Der Junge namens Titli lebt mit seinen beiden älteren Brüdern Vikram (Ranvir Shorey), Baawla (Amit Sial) sowie ihrem Vater (Lalit Behl) in einer winzigen Behausung in Dehli. Den Lebensunterhalt verdient sich die Familie mit Autodiebstählen, bei denen sie rücksichtslos und brutal vorgehen. Unter den Augen des schweigenden alten Familienoberhaupts tyrannisiert der cholerische Vikram zudem unablässig seine Umgebung, was Titli stumm leidend erträgt, obwohl er hier kaum mehr als das Leben eines Sklaven führt. Dass ihm seine früh verstorbene Mutter einen Namen gegeben hat, der übersetzt „Schmetterling“ bedeutet, wirkt in diesem Kontext wie der blanke Hohn. Denn Ausbruchsversuche des jungen Mannes laufen ins Leere, enden ins Sackgassen, sind stets mit neuen gewalttätigen Ausbrüchen und Rückschlägen verbunden. Doch der introvertierte Titli besitzt einen schier unbändigen Willen, scheint sich tatsächlich derart in seinem Kokon eingesponnen zu haben, dass er jeder noch so großen Demütigung standhalten kann. Und er ist bereit, jeden Preis für seine Freiheit zu zahlen.

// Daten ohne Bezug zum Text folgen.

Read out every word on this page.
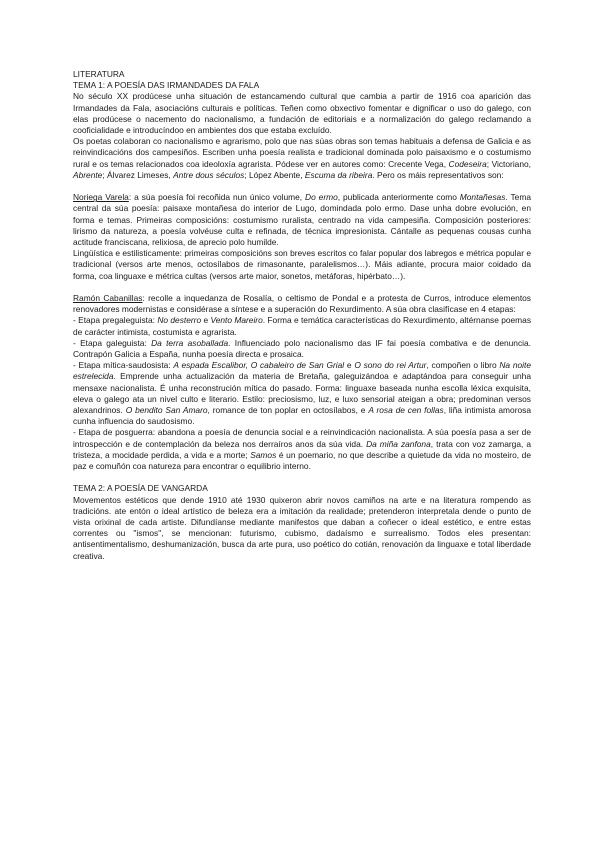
LITERATURA

TEMA 1: A POESÍA DAS IRMANDADES DA FALA

No século XX prodúcese unha situación de estancamendo cultural que cambia a partir de 1916 coa aparición das Irmandades da Fala, asociacións culturais e políticas. Teñen como obxectivo fomentar e dignificar o uso do galego, con elas prodúcese o nacemento do nacionalismo, a fundación de editoriais e a normalización do galego reclamando a cooficialidade e introducíndoo en ambientes dos que estaba excluído.

Os poetas colaboran co nacionalismo e agrarismo, polo que nas súas obras son temas habituais a defensa de Galicia e as reinvindicacións dos campesiños. Escriben unha poesía realista e tradicional dominada polo paisaxismo e o costumismo rural e os temas relacionados coa ideoloxía agrarista. Pódese ver en autores como: Crecente Vega, Codeseira; Victoriano, Abrente; Álvarez Limeses, Antre dous séculos; López Abente, Escuma da ribeira. Pero os máis representativos son:

Noriega Varela: a súa poesía foi recoñida nun único volume, Do ermo, publicada anteriormente como Montañesas. Tema central da súa poesía: paisaxe montañesa do interior de Lugo, domindada polo ermo. Dase unha dobre evolución, en forma e temas. Primeiras composicións: costumismo ruralista, centrado na vida campesiña. Composición posteriores: lirismo da natureza, a poesía volvéuse culta e refinada, de técnica impresionista. Cántalle as pequenas cousas cunha actitude franciscana, relixiosa, de aprecio polo humilde.

Lingüística e estilisticamente: primeiras composicións son breves escritos co falar popular dos labregos e métrica popular e tradicional (versos arte menos, octosílabos de rimasonante, paralelismos…). Máis adiante, procura maior coidado da forma, coa linguaxe e métrica cultas (versos arte maior, sonetos, metáforas, hipérbato…).

Ramón Cabanillas: recolle a inquedanza de Rosalía, o celtismo de Pondal e a protesta de Curros, introduce elementos renovadores modernistas e considérase a síntese e a superación do Rexurdimento. A súa obra clasifícase en 4 etapas:

- Etapa pregaleguista: No desterro e Vento Mareiro. Forma e temática características do Rexurdimento, altérnanse poemas de carácter intimista, costumista e agrarista.

- Etapa galeguista: Da terra asoballada. Influenciado polo nacionalismo das IF fai poesía combativa e de denuncia. Contrapón Galicia a España, nunha poesía directa e prosaica.

- Etapa mítica-saudosista: A espada Escalibor, O cabaleiro de San Grial e O sono do rei Artur, compoñen o libro Na noite estrelecida. Emprende unha actualización da materia de Bretaña, galeguizándoa e adaptándoa para conseguir unha mensaxe nacionalista. É unha reconstrución mítica do pasado. Forma: linguaxe baseada nunha escolla léxica exquisita, eleva o galego ata un nivel culto e literario. Estilo: preciosismo, luz, e luxo sensorial ateigan a obra; predominan versos alexandrinos. O bendito San Amaro, romance de ton poplar en octosílabos, e A rosa de cen follas, liña intimista amorosa cunha influencia do saudosismo.

- Etapa de posguerra: abandona a poesía de denuncia social e a reinvindicación nacionalista. A súa poesía pasa a ser de introspección e de contemplación da beleza nos derraíros anos da súa vida. Da miña zanfona, trata con voz zamarga, a tristeza, a mocidade perdida, a vida e a morte; Samos é un poemario, no que describe a quietude da vida no mosteiro, de paz e comuñón coa natureza para encontrar o equilibrio interno.

TEMA 2: A POESÍA DE VANGARDA

Movementos estéticos que dende 1910 até 1930 quixeron abrir novos camiños na arte e na literatura rompendo as tradicións. ate entón o ideal artístico de beleza era a imitación da realidade; pretenderon interpretala dende o punto de vista orixinal de cada artiste. Difundíanse mediante manifestos que daban a coñecer o ideal estético, e entre estas correntes ou "ismos", se mencionan: futurismo, cubismo, dadaísmo e surrealismo. Todos eles presentan: antisentimentalismo, deshumanización, busca da arte pura, uso poético do cotián, renovación da linguaxe e total liberdade creativa.
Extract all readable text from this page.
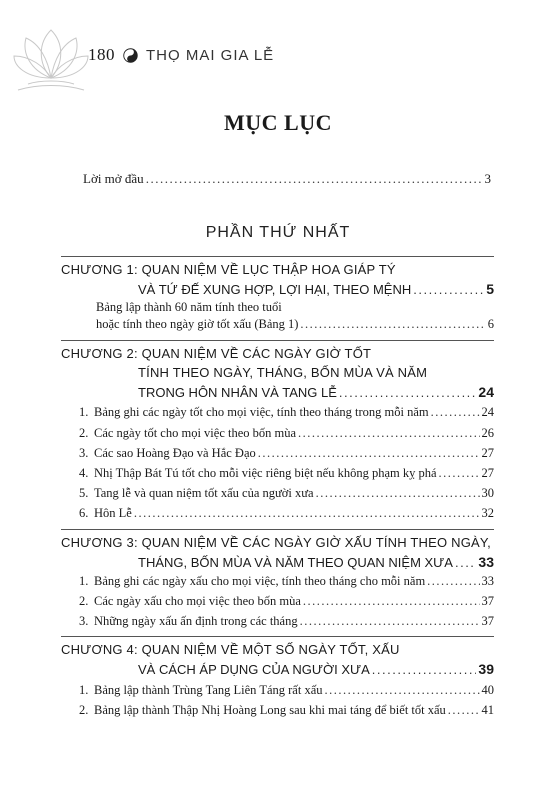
180 THỌ MAI GIA LỄ
MỤC LỤC
Lời mở đầu .....	3
PHẦN THỨ NHẤT
CHƯƠNG 1: QUAN NIỆM VỀ LỤC THẬP HOA GIÁP TÝ
VÀ TỨ ĐẾ XUNG HỢP, LỢI HẠI, THEO MỆNH .....	5
Bảng lập thành 60 năm tính theo tuổi
hoặc tính theo ngày giờ tốt xấu (Bảng 1) .....	6
CHƯƠNG 2: QUAN NIỆM VỀ CÁC NGÀY GIỜ TỐT
TÍNH THEO NGÀY, THÁNG, BỐN MÙA VÀ NĂM
TRONG HÔN NHÂN VÀ TANG LỄ .....	24
1. Bảng ghi các ngày tốt cho mọi việc, tính theo tháng trong mỗi năm .....	24
2. Các ngày tốt cho mọi việc theo bốn mùa .....	26
3. Các sao Hoàng Đạo và Hắc Đạo .....	27
4. Nhị Thập Bát Tú tốt cho mỗi việc riêng biệt nếu không phạm kỵ phá .....	27
5. Tang lễ và quan niệm tốt xấu của người xưa .....	30
6. Hôn Lễ .....	32
CHƯƠNG 3: QUAN NIỆM VỀ CÁC NGÀY GIỜ XẤU TÍNH THEO NGÀY,
THÁNG, BỐN MÙA VÀ NĂM THEO QUAN NIỆM XƯA ..... 33
1. Bảng ghi các ngày xấu cho mọi việc, tính theo tháng cho mỗi năm .....	33
2. Các ngày xấu cho mọi việc theo bốn mùa .....	37
3. Những ngày xấu ấn định trong các tháng .....	37
CHƯƠNG 4: QUAN NIỆM VỀ MỘT SỐ NGÀY TỐT, XẤU
VÀ CÁCH ÁP DỤNG CỦA NGƯỜI XƯA .....	39
1. Bảng lập thành Trùng Tang Liên Táng rất xấu .....	40
2. Bảng lập thành Thập Nhị Hoàng Long sau khi mai táng để biết tốt xấu .....	41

Als ihn seine Brüder mit Neelu (Shivani Raghuvanshi) verheiraten, um ihn noch fester an die Familie zu binden, scheint sich Titli seinem Schicksal endgültig fügen zu müssen. Doch die junge Frau stellt sich bald als Leidensgenossin Titlis heraus, die selbstbewusst von einem Leben mit ihrem Liebhaber Prince (Prashant Singh) träumt, der ihr versprochen hat sich für sie von seiner Frau scheiden zu lassen. Auch sie will raus aus ihrem jetzigen Leben. Die Schicksalsgemeinschaft der beiden wird zum Zweckbündnis, das sie schließen, um mit einem gemeinsamen Plan endlich die gesellschaftlich-vorgezeichnete Hölle hinter sich zu lassen und einen Weg aus dem systematischen Teufelskreis zu finden.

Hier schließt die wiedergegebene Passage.